Recorriendo con calma la exposición se comprueba que la potencia de la estructura del cuadro es a la vez virtud y preocupación de Juan Romero. Vean si no Pueblo en fiesta. Toda la parte baja del cuadro se organiza en sucesivos frisos horizontales cuya capacidad ordenadora no se debilita por las aves, flores y círculos alojados en ellos. Sobre esos frisos se encarama el pueblo: una cuidada construcción de formas geométricas. Rectángulos, trapecios, triángulos y círculos aseguran su consistencia, mientras algunos vértices aseguran el sentido ascendente del conjunto. Éste además se subraya al estar inscrito en una suerte de nube entre gris y violeta (que contrasta con el intenso color de las casas) cuya ligereza se fortalece con formas circulares. La nube, finalmente, aparece en un cielo amarillo-anaranjado que completa el trabajo dándole especial brillantez. La firme estructura puede pasar desapercibida por la minuciosidad de las figuras y la vivacidad del color, pero unas y otro adquieren protagonismo gracias a su contraste con la consistencia de la estructura. De la fecundidad de este contraste da fe en este mismo cuadro la palmera que aparece a la izquierda. Queda fuera de la estructura: de la nube gris-violeta, del entramado de casas, de los filtros y por eso introduce un ritmo peculiar, un tiempo de descanso para la mirada, no exento de humor.
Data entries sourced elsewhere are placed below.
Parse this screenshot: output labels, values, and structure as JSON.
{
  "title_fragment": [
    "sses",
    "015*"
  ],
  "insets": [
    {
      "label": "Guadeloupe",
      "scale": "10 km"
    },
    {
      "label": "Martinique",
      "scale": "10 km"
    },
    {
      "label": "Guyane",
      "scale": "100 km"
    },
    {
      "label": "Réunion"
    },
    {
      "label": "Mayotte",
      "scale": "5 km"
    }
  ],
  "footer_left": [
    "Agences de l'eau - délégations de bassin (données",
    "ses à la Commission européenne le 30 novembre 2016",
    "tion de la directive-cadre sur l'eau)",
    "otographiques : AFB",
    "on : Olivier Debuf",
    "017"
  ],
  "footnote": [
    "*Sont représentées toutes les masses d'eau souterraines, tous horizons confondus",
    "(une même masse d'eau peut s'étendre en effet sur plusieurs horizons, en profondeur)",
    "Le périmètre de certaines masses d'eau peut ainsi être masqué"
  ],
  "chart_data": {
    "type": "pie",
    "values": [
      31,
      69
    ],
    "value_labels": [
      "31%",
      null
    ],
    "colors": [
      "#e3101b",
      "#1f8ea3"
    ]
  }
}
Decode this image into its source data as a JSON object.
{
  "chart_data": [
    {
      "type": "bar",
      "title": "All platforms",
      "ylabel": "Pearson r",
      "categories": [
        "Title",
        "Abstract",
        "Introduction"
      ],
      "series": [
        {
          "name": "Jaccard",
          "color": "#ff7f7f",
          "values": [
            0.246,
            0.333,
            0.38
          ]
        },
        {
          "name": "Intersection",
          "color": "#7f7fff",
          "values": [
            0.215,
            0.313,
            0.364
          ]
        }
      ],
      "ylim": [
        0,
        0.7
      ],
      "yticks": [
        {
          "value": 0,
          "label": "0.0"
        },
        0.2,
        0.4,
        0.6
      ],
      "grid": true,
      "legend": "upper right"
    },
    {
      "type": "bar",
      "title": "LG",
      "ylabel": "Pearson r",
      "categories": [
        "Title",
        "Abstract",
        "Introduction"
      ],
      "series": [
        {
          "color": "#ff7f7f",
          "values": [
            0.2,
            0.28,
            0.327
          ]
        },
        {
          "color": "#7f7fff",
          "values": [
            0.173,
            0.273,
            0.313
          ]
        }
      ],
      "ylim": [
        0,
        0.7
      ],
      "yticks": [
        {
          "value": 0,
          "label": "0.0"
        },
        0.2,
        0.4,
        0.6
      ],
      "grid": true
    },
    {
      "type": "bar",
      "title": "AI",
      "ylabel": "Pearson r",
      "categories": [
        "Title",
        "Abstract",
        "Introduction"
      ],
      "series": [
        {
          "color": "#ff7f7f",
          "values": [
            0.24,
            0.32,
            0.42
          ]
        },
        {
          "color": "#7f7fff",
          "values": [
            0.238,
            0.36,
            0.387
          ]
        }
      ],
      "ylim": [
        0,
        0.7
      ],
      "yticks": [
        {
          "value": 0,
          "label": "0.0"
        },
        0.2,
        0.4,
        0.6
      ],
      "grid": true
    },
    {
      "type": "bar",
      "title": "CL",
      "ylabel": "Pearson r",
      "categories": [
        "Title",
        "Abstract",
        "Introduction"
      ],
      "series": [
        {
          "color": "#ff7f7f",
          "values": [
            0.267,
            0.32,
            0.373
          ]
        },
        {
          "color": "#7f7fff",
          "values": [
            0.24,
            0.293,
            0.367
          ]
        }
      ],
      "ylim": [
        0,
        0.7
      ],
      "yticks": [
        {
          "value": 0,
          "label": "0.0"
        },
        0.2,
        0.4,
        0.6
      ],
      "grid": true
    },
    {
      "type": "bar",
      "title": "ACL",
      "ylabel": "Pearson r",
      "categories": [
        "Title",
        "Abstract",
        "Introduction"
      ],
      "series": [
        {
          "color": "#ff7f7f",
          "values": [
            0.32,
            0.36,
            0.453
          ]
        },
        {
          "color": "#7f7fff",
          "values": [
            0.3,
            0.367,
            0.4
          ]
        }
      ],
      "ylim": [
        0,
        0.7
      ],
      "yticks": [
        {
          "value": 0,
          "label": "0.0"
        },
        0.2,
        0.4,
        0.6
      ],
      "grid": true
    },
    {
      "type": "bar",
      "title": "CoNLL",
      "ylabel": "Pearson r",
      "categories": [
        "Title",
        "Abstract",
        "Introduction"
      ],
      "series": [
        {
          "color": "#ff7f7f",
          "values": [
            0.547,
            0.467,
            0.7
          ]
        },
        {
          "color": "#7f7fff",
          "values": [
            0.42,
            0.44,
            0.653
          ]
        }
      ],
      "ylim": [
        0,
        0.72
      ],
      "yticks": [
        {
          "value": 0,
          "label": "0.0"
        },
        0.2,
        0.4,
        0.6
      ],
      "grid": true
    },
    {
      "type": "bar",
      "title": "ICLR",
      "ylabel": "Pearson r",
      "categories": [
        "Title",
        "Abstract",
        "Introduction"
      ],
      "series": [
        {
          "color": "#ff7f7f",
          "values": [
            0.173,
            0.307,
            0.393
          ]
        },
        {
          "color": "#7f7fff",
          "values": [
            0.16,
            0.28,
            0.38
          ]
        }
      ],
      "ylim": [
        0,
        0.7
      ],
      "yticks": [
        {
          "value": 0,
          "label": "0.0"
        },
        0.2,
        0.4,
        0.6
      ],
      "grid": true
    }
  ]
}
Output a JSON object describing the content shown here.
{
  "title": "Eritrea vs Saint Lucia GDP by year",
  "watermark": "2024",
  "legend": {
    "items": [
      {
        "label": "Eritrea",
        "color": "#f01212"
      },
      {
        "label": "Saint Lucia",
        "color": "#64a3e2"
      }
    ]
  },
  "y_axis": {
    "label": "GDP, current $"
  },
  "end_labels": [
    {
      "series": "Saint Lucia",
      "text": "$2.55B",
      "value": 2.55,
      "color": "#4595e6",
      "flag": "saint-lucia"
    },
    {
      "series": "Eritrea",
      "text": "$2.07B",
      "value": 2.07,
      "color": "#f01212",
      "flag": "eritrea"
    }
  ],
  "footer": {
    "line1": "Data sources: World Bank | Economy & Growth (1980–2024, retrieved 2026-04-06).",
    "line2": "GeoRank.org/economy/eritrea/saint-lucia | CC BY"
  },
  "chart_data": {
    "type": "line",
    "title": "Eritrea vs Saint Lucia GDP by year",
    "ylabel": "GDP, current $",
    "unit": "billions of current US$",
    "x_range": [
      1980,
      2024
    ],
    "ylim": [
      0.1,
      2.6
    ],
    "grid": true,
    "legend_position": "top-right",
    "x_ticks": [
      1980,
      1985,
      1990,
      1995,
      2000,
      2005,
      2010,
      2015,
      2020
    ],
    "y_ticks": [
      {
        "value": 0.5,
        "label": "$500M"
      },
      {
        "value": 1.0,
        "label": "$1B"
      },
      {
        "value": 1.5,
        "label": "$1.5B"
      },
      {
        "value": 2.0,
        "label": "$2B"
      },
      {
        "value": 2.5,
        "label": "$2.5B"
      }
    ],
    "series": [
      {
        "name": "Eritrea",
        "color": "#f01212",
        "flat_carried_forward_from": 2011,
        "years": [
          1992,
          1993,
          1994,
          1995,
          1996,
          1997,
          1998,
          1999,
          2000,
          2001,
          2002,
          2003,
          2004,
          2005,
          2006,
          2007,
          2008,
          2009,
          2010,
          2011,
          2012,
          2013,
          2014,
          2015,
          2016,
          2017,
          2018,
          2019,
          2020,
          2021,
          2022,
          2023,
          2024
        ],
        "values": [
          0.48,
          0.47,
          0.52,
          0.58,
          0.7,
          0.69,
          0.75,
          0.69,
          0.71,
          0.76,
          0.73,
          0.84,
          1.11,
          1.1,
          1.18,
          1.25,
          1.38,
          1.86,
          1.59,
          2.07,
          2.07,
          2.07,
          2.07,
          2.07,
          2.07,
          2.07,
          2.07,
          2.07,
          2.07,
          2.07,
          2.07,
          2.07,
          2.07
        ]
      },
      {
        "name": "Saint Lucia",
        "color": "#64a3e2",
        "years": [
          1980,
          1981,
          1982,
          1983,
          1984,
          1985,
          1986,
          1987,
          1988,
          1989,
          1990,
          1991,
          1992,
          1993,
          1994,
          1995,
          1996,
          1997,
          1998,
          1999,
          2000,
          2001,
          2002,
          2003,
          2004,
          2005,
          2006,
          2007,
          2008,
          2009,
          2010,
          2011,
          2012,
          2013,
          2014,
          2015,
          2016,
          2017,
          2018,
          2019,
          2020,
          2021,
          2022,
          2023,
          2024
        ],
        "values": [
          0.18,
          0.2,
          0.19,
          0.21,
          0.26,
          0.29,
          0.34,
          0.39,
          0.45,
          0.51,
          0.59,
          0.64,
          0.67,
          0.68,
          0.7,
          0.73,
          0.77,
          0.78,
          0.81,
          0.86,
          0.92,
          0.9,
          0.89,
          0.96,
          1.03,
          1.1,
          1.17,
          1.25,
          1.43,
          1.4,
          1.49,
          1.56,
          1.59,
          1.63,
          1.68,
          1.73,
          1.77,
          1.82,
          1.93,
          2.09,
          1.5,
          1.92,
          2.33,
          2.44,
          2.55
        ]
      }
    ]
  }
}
La capacidad de estructurar y construir suele ser característica de consumados dibujantes que con unos pocos trazos logran organizar el plano frunciendo la superficie del papel o el lienzo, alargando su horizontales, potenciando las direcciones verticales. A veces se contentan sólo con abrir aquel plano para que de él brote con decisión una figura capaz de reposar en si misma. Es el caso del cuadro titulado La arlesiana. La obra es otro homenaje, en esta ocasión a Van Gogh y Gauguin, y a sus retratos de Mme. Ginoux, aunque la pieza de Romero recuerda más bien a las mujeres de Pont Aven que Gauguin recoge una y otra vez con sus complicadas tocas. Juan Romero dispone cuatro rectángulos sucesivos y enmarca en el más pequeño el rostro de la mujer, en alusión al rígido almidonado usado por las muchachas bretonas, mientras expande la toca en una potente fantasía de color. Así el cuadro se convierte en un sucesivo juego de constricción y expansión, en estrecha coherencia con el rostro de la muchacha, su protagonista.

A veces se habla de los pintores sevillanos de los cincuenta como de una generación rompedora. Ciertamente lo fueron. Pero más importante parece ahora la consistencia de su obra. Romero fue a París buscando quizá a Picasso pero encontró además a Dubuffet y Paul Klee. Fueron los tres catalizadores de una obra muy personal, sostenida e incansable. Compruébenlo en cada cuadro: abajo, confundida con otros grafismos, aparece la firma, la fecha y una misteriosa cifra que puede dar idea del incesante trabajo de Juan Romero.